Loading Too Much Data

Only load what is needed.


Ignoring EXPLAIN

EXPLAIN helps identify query issues quickly.


Using SELECT *

Avoid it whenever possible.


Not Monitoring Slow Queries

Slow query logs provide valuable information.


MySQL Optimization Checklist

Before deploying:

✔ Create indexes

✔ Avoid SELECT *

✔ Use pagination

✔ Analyze queries

✔ Monitor slow queries

✔ Optimize imports

✔ Review joins

✔ Use correct data types

✔ Archive old data

✔ Test with real data volume


When Should You Optimize?

Many developers optimize too early.

My recommendation:

Optimize when:

Queries become slow

Data volume grows

APIs become slower

Users start noticing delays

Measure first, optimize second.

Do not optimize blindly.


Final Thoughts

Database performance has a huge impact on application speed.
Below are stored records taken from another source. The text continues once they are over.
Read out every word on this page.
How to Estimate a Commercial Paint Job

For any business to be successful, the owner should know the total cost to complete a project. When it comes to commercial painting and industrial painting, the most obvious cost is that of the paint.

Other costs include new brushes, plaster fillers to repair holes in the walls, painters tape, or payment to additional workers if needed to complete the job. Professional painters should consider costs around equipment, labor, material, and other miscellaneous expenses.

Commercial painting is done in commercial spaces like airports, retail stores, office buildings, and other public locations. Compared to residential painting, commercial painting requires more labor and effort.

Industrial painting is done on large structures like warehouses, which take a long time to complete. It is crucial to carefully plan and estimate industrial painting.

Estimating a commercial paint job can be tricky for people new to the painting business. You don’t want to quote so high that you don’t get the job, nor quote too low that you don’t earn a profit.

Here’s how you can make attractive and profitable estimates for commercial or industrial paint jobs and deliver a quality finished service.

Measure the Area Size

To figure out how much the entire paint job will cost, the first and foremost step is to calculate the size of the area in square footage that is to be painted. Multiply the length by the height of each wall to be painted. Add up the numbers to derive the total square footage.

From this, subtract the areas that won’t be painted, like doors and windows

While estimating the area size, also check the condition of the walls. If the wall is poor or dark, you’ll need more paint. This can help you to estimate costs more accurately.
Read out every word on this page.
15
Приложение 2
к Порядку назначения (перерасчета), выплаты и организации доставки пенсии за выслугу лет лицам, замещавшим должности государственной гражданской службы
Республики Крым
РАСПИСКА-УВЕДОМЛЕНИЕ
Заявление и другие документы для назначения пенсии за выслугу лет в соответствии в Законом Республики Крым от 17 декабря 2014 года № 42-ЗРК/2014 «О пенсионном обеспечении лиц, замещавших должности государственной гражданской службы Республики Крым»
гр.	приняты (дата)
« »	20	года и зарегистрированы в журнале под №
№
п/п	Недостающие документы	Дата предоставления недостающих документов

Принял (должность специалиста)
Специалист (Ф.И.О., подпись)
A well-written query on a small server can outperform a poorly written query on a powerful server.

Most MySQL performance problems come from:

Missing indexes

Poor query design

Loading unnecessary data

Ignoring query analysis

By applying these optimization techniques, you can significantly improve the performance of Laravel applications, APIs, ERP systems, ecommerce platforms, and SaaS products.

Even small improvements at the database level often produce noticeable improvements throughout the entire application.

Frequently Asked Questions

What is the most important MySQL optimization technique?

Creating proper indexes is usually the biggest performance improvement.

Is SELECT * bad?

In most cases, yes. Only select the columns you need.

What does EXPLAIN do?

It shows how MySQL executes a query and helps identify performance problems.

How many indexes should a table have?

Only create indexes that are actually needed. Too many indexes can hurt performance.

Does pagination improve performance?

Yes. It prevents loading large amounts of unnecessary data.

Should Laravel developers learn MySQL optimization?

Absolutely. Database performance directly affects application performance.